One in a million people have Super-AIDS. One in a hundred people that you test will generate a “false positive”– the test will say he has Super-AIDS even though he doesn’t. That’s what “99 percent accurate” means: one percent wrong.

What’s one percent of one million?

1,000,000/100 = 10,000

One in a million people has Super-AIDS. If you test a million random people, you’ll probably only find one case of real Super-AIDS. But your test won’t identify one person as having Super-AIDS. It will identify 10,000 people as having it.

Your 99 percent accurate test will perform with 99.99 percent inaccuracy.

That’s the paradox of the false positive. When you try to find something really rare, your test’s accuracy has to match the rarity of the thing you’re looking for. If you’re trying to point at a single pixel on your screen, a sharp pencil is a good pointer: the pencil-tip is a lot smaller (more accurate) than the pixels. But a pencil-tip is no good at pointing at a single atom in your screen. For that, you need a pointer– a test– that’s one atom wide or less at the tip.

This is the paradox of the false positive, and here’s how it applies to terrorism:

Terrorists are really rare. In a city of twenty million like New York, there might be one or two terrorists. Maybe ten of them at the outside. 10/20,000,000 = 0.00005 percent. One twenty-thousandth of a percent.
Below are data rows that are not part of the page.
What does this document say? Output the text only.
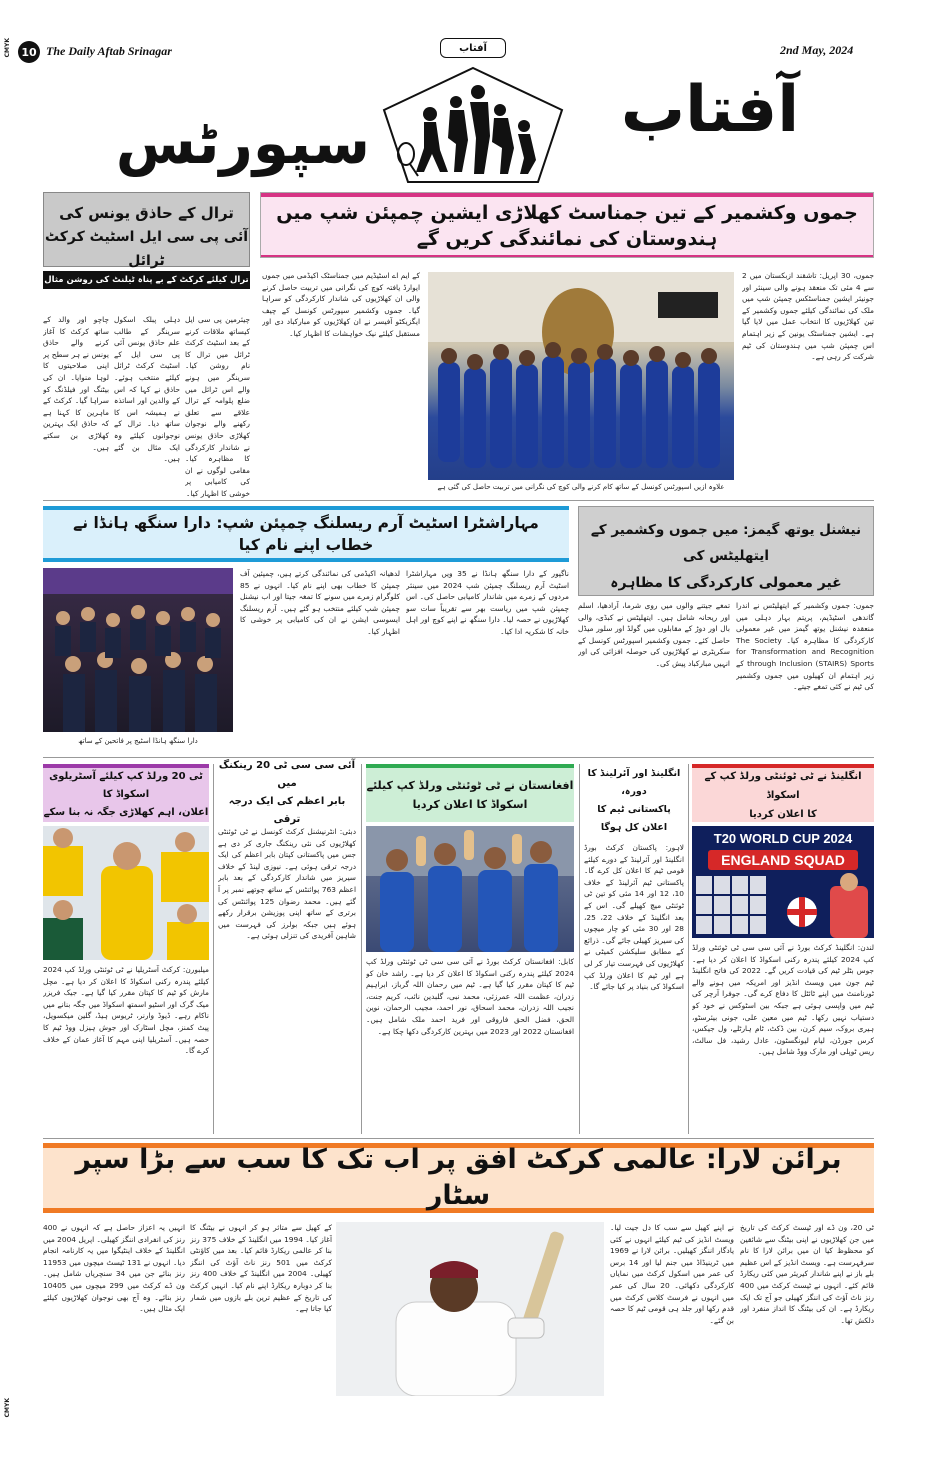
CMYK 10 The Daily Aftab Srinagar	آفتاب	2nd May, 2024
سپورٹس	آفتاب
ترال کے حاذق یونس کی
آئی پی سی ایل اسٹیٹ کرکٹ ٹرائل
ترال کیلئے کرکٹ کے بے پناہ ٹیلنٹ کی روشن مثال بن گئے
چاچو اور والد کے ساتھ کرکٹ کا آغاز کرنے والے حاذق یونس نے ہر سطح پر اپنی صلاحیتوں کا لوہا منوایا۔ ان کی بیٹنگ اور فیلڈنگ کو سراہا گیا۔ کرکٹ کے ماہرین کا کہنا ہے کہ حاذق ایک بہترین کھلاڑی بن سکتے ہیں۔
دہلی پبلک اسکول سرینگر کے طالب علم حاذق یونس آئی پی سی ایل کے اسٹیٹ کرکٹ ٹرائل کیلئے منتخب ہوئے۔ حاذق نے کہا کہ اس کے والدین اور اساتذہ نے ہمیشہ اس کا ساتھ دیا۔ ترال کے نوجوانوں کیلئے وہ ایک مثال بن گئے ہیں۔
چیئرمین پی سی ایل کیساتھ ملاقات کرنے کے بعد اسٹیٹ کرکٹ ٹرائل میں ترال کا نام روشن کیا۔ سرینگر میں ہونے والے اس ٹرائل میں ضلع پلوامہ کے ترال علاقے سے تعلق رکھنے والے نوجوان کھلاڑی حاذق یونس نے شاندار کارکردگی کا مظاہرہ کیا۔ مقامی لوگوں نے ان کی کامیابی پر خوشی کا اظہار کیا۔
جموں وکشمیر کے تین جمناسٹ کھلاڑی ایشین چمپئن شپ میں ہندوستان کی نمائندگی کریں گے
جموں، 30 اپریل: تاشقند ازبکستان میں 2 سے 4 مئی تک منعقد ہونے والی سینئر اور جونیئر ایشین جمناسٹکس چمپئن شپ میں ملک کی نمائندگی کیلئے جموں وکشمیر کے تین کھلاڑیوں کا انتخاب عمل میں لایا گیا ہے۔ ایشین جمناسٹک یونین کے زیر اہتمام اس چمپئن شپ میں ہندوستان کی ٹیم شرکت کر رہی ہے۔
علاوہ ازیں اسپورٹس کونسل کے ساتھ کام کرنے والی کوچ کی نگرانی میں تربیت حاصل کی گئی ہے
کے ایم اے اسٹیڈیم میں جمناسٹک اکیڈمی میں جموں ایوارڈ یافتہ کوچ کی نگرانی میں تربیت حاصل کرنے والی ان کھلاڑیوں کی شاندار کارکردگی کو سراہا گیا۔ جموں وکشمیر سپورٹس کونسل کے چیف ایگزیکٹو آفیسر نے ان کھلاڑیوں کو مبارکباد دی اور مستقبل کیلئے نیک خواہشات کا اظہار کیا۔
مہاراشٹرا اسٹیٹ آرم ریسلنگ چمپئن شپ: دارا سنگھ ہانڈا نے خطاب اپنے نام کیا
دارا سنگھ ہانڈا اسٹیج پر فاتحین کے ساتھ
لدھیانہ اکیڈمی کی نمائندگی کرتے ہیں، چمپئین آف چمپئن کا خطاب بھی اپنے نام کیا۔ انہوں نے 85 کلوگرام زمرے میں سونے کا تمغہ جیتا اور اب نیشنل چمپئن شپ کیلئے منتخب ہو گئے ہیں۔ آرم ریسلنگ ایسوسی ایشن نے ان کی کامیابی پر خوشی کا اظہار کیا۔
ناگپور کے دارا سنگھ ہانڈا نے 35 ویں مہاراشٹرا اسٹیٹ آرم ریسلنگ چمپئن شپ 2024 میں سینئر مردوں کے زمرے میں شاندار کامیابی حاصل کی۔ اس چمپئن شپ میں ریاست بھر سے تقریباً سات سو کھلاڑیوں نے حصہ لیا۔ دارا سنگھ نے اپنے کوچ اور اہل خانہ کا شکریہ ادا کیا۔
نیشنل یوتھ گیمز: میں جموں وکشمیر کے ایتھلیٹس کی
غیر معمولی کارکردگی کا مظاہرہ
جموں: جموں وکشمیر کے ایتھلیٹس نے اندرا گاندھی اسٹیڈیم، پریتم بہار دہلی میں منعقدہ نیشنل یوتھ گیمز میں غیر معمولی کارکردگی کا مظاہرہ کیا۔ The Society for Transformation and Recognition through Inclusion (STAIRS) Sports کے زیر اہتمام ان کھیلوں میں جموں وکشمیر کی ٹیم نے کئی تمغے جیتے۔
تمغے جیتنے والوں میں روی شرما، آرادھیا، اسلم اور ریحانہ شامل ہیں۔ ایتھلیٹس نے کبڈی، والی بال اور دوڑ کے مقابلوں میں گولڈ اور سلور میڈل حاصل کئے۔ جموں وکشمیر اسپورٹس کونسل کے سکریٹری نے کھلاڑیوں کی حوصلہ افزائی کی اور انہیں مبارکباد پیش کی۔
ٹی 20 ورلڈ کپ کیلئے آسٹریلوی اسکواڈ کا
اعلان، اہم کھلاڑی جگہ نہ بنا سکے
میلبورن: کرکٹ آسٹریلیا نے ٹی ٹوئنٹی ورلڈ کپ 2024 کیلئے پندرہ رکنی اسکواڈ کا اعلان کر دیا ہے۔ مچل مارش کو ٹیم کا کپتان مقرر کیا گیا ہے۔ جیک فریزر میک گرک اور اسٹیو اسمتھ اسکواڈ میں جگہ بنانے میں ناکام رہے۔ ڈیوڈ وارنر، ٹریوس ہیڈ، گلین میکسویل، پیٹ کمنز، مچل اسٹارک اور جوش ہیزل ووڈ ٹیم کا حصہ ہیں۔ آسٹریلیا اپنی مہم کا آغاز عمان کے خلاف کرے گا۔
آئی سی سی ٹی 20 رینکنگ میں
بابر اعظم کی ایک درجہ ترقی
دبئی: انٹرنیشنل کرکٹ کونسل نے ٹی ٹوئنٹی کھلاڑیوں کی نئی رینکنگ جاری کر دی ہے جس میں پاکستانی کپتان بابر اعظم کی ایک درجہ ترقی ہوئی ہے۔ نیوزی لینڈ کے خلاف سیریز میں شاندار کارکردگی کے بعد بابر اعظم 763 پوائنٹس کے ساتھ چوتھے نمبر پر آ گئے ہیں۔ محمد رضوان 125 پوائنٹس کی برتری کے ساتھ اپنی پوزیشن برقرار رکھے ہوئے ہیں جبکہ بولرز کی فہرست میں شاہین آفریدی کی تنزلی ہوئی ہے۔
افغانستان نے ٹی ٹوئنٹی ورلڈ کپ کیلئے
اسکواڈ کا اعلان کردیا
کابل: افغانستان کرکٹ بورڈ نے آئی سی سی ٹی ٹوئنٹی ورلڈ کپ 2024 کیلئے پندرہ رکنی اسکواڈ کا اعلان کر دیا ہے۔ راشد خان کو ٹیم کا کپتان مقرر کیا گیا ہے۔ ٹیم میں رحمان اللہ گرباز، ابراہیم زدران، عظمت اللہ عمرزئی، محمد نبی، گلبدین نائب، کریم جنت، نجیب اللہ زدران، محمد اسحاق، نور احمد، مجیب الرحمان، نوین الحق، فضل الحق فاروقی اور فرید احمد ملک شامل ہیں۔ افغانستان 2022 اور 2023 میں بہترین کارکردگی دکھا چکا ہے۔
انگلینڈ اور آئرلینڈ کا دورہ،
پاکستانی ٹیم کا اعلان کل ہوگا
لاہور: پاکستان کرکٹ بورڈ انگلینڈ اور آئرلینڈ کے دورے کیلئے قومی ٹیم کا اعلان کل کرے گا۔ پاکستانی ٹیم آئرلینڈ کے خلاف 10، 12 اور 14 مئی کو تین ٹی ٹوئنٹی میچ کھیلے گی۔ اس کے بعد انگلینڈ کے خلاف 22، 25، 28 اور 30 مئی کو چار میچوں کی سیریز کھیلی جائے گی۔ ذرائع کے مطابق سلیکشن کمیٹی نے کھلاڑیوں کی فہرست تیار کر لی ہے اور ٹیم کا اعلان ورلڈ کپ اسکواڈ کی بنیاد پر کیا جائے گا۔
انگلینڈ نے ٹی ٹوئنٹی ورلڈ کپ کے اسکواڈ
کا اعلان کردیا
T20 WORLD CUP 2024
ENGLAND SQUAD
لندن: انگلینڈ کرکٹ بورڈ نے آئی سی سی ٹی ٹوئنٹی ورلڈ کپ 2024 کیلئے پندرہ رکنی اسکواڈ کا اعلان کر دیا ہے۔ جوس بٹلر ٹیم کی قیادت کریں گے۔ 2022 کی فاتح انگلینڈ ٹیم جون میں ویسٹ انڈیز اور امریکہ میں ہونے والے ٹورنامنٹ میں اپنے ٹائٹل کا دفاع کرے گی۔ جوفرا آرچر کی ٹیم میں واپسی ہوئی ہے جبکہ بین اسٹوکس نے خود کو دستیاب نہیں رکھا۔ ٹیم میں معین علی، جونی بیئرسٹو، ہیری بروک، سیم کرن، بین ڈکٹ، ٹام ہارٹلے، ول جیکس، کرس جورڈن، لیام لیونگسٹون، عادل رشید، فل سالٹ، ریس ٹوپلی اور مارک ووڈ شامل ہیں۔
برائن لارا: عالمی کرکٹ افق پر اب تک کا سب سے بڑا سپر سٹار
ٹی 20، ون ڈے اور ٹیسٹ کرکٹ کی تاریخ میں جن کھلاڑیوں نے اپنی بیٹنگ سے شائقین کو محظوظ کیا ان میں برائن لارا کا نام سرفہرست ہے۔ ویسٹ انڈیز کے اس عظیم بلے باز نے اپنے شاندار کیریئر میں کئی ریکارڈ قائم کئے۔ انہوں نے ٹیسٹ کرکٹ میں 400 رنز ناٹ آؤٹ کی اننگز کھیلی جو آج تک ایک ریکارڈ ہے۔ ان کی بیٹنگ کا انداز منفرد اور دلکش تھا۔
نے اپنے کھیل سے سب کا دل جیت لیا۔ ویسٹ انڈیز کی ٹیم کیلئے انہوں نے کئی یادگار اننگز کھیلیں۔ برائن لارا نے 1969 میں ٹرینیڈاڈ میں جنم لیا اور 14 برس کی عمر میں اسکول کرکٹ میں نمایاں کارکردگی دکھائی۔ 20 سال کی عمر میں انہوں نے فرسٹ کلاس کرکٹ میں قدم رکھا اور جلد ہی قومی ٹیم کا حصہ بن گئے۔
کے کھیل سے متاثر ہو کر انہوں نے بیٹنگ کا آغاز کیا۔ 1994 میں انگلینڈ کے خلاف 375 رنز بنا کر عالمی ریکارڈ قائم کیا۔ بعد میں کاؤنٹی کرکٹ میں 501 رنز ناٹ آؤٹ کی اننگز کھیلی۔ 2004 میں انگلینڈ کے خلاف 400 رنز بنا کر دوبارہ ریکارڈ اپنے نام کیا۔ انہیں کرکٹ کی تاریخ کے عظیم ترین بلے بازوں میں شمار کیا جاتا ہے۔
انہیں یہ اعزاز حاصل ہے کہ انہوں نے 400 رنز کی انفرادی اننگز کھیلی۔ اپریل 2004 میں انگلینڈ کے خلاف اینٹیگوا میں یہ کارنامہ انجام دیا۔ انہوں نے 131 ٹیسٹ میچوں میں 11953 رنز بنائے جن میں 34 سنچریاں شامل ہیں۔ ون ڈے کرکٹ میں 299 میچوں میں 10405 رنز بنائے۔ وہ آج بھی نوجوان کھلاڑیوں کیلئے ایک مثال ہیں۔
CMYK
That’s pretty rare all right. Now, say you’ve got some software that can sift through all the bank-records, or toll-pass records, or public transit records, or phone-call records in the city and catch terrorists 99 percent of the time.

In a pool of twenty million people, a 99 percent accurate test will identify two hundred thousand people as being terrorists. But only ten of them are terrorists. To catch ten bad guys, you have to haul in and investigate two hundred thousand innocent people.

Guess what? Terrorism tests aren’t anywhere close to 99 percent accurate. More like 60 percent accurate. Even 40 percent accurate, sometimes.

What this all means is that the Department of Homeland Security has set itself up to fail badly. They are trying to spot incredibly rare events– a person is a terrorist– with inaccurate systems.

I can hardly wait to go to the airport this Friday to fly to St. Louis.